No texto, informava ao mandatário que, com base nas “conclusões resultantes de documentos biográficos produzidos pela Assessoria de Segurança desta Entidade, em relação aos antecedentes dos citados”, ambos foram demitidos de seus cargos em 17 de novembro de 1976 e 15 de fevereiro de 1977, relevando “a oportunidade das medidas tomadas”.
Sonia acredita que uma das razões para a demissão tenha sido o fato de ter morado no Conjunto Residencial da Universidade de São Paulo (USP), conhecido como Crusp, precisamente em 1965. Naquele ano, aqueles estudantes promoveram uma greve no alojamento, cujas alegações eram o aumento do preço das refeições e da moradia. “Fizeram um dossiê sobre mim, no qual constava que eu era moradora do Crusp”.
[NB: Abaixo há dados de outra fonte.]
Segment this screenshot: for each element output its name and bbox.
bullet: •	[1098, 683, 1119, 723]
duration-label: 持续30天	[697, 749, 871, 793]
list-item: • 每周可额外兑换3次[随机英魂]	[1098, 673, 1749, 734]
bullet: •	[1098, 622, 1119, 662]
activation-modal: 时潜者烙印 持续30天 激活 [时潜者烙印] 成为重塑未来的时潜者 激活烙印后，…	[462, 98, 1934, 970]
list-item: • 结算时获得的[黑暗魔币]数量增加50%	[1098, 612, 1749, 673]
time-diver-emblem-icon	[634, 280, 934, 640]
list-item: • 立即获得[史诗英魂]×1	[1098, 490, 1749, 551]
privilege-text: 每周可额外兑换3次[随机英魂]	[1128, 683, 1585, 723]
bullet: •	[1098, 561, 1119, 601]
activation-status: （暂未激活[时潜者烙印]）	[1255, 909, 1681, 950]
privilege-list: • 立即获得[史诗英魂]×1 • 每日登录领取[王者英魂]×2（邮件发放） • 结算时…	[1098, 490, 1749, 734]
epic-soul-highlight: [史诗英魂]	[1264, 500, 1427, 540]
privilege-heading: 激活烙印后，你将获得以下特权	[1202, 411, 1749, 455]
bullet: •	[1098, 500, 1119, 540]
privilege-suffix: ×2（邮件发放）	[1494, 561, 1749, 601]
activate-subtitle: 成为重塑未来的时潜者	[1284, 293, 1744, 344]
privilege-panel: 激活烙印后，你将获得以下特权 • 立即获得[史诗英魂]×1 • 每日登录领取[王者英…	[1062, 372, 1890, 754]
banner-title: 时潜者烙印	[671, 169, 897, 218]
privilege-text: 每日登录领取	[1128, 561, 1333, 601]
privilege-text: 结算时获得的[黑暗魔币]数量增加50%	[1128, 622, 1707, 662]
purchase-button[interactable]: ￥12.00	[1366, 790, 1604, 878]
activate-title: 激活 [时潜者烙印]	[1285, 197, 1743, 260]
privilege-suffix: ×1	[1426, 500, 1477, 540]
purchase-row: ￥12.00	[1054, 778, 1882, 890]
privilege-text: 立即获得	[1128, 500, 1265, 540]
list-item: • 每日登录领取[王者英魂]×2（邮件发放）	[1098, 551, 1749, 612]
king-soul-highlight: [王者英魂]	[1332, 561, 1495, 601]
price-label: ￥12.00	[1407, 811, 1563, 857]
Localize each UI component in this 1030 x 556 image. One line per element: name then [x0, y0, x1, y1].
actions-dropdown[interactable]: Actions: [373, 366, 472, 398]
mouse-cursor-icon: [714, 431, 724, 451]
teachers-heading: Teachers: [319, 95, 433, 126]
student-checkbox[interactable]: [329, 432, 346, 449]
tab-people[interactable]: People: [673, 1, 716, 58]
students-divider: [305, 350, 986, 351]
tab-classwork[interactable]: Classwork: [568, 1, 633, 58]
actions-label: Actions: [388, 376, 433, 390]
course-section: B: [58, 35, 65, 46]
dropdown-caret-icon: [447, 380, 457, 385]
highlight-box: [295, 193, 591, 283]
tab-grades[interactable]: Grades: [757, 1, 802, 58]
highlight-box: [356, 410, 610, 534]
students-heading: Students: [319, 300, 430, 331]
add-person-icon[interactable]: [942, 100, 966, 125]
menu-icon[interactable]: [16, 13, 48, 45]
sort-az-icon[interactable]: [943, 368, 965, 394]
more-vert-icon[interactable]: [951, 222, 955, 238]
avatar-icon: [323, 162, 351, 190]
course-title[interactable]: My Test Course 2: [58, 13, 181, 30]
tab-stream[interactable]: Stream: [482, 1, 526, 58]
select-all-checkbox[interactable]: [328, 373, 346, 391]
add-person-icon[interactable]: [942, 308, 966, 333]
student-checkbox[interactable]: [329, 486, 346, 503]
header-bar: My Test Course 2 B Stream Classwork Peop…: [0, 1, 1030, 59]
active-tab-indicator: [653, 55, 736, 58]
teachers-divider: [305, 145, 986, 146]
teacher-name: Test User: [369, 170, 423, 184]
Em 2012, ela teve acesso ao relatório completo e entrou com uma ação trabalhista na 1ª Vara do Trabalho de Foz do Iguaçu, buscando o reconhecimento de seu vínculo empregatício. A sentença favorável à autora foi concedida em 2017 pela juíza do Trabalho Erica Yumi Okimura. Na ocasião, como de praxe em ações trabalhistas, Itaipu recorreu da decisão, mas agora acata a determinação judicial.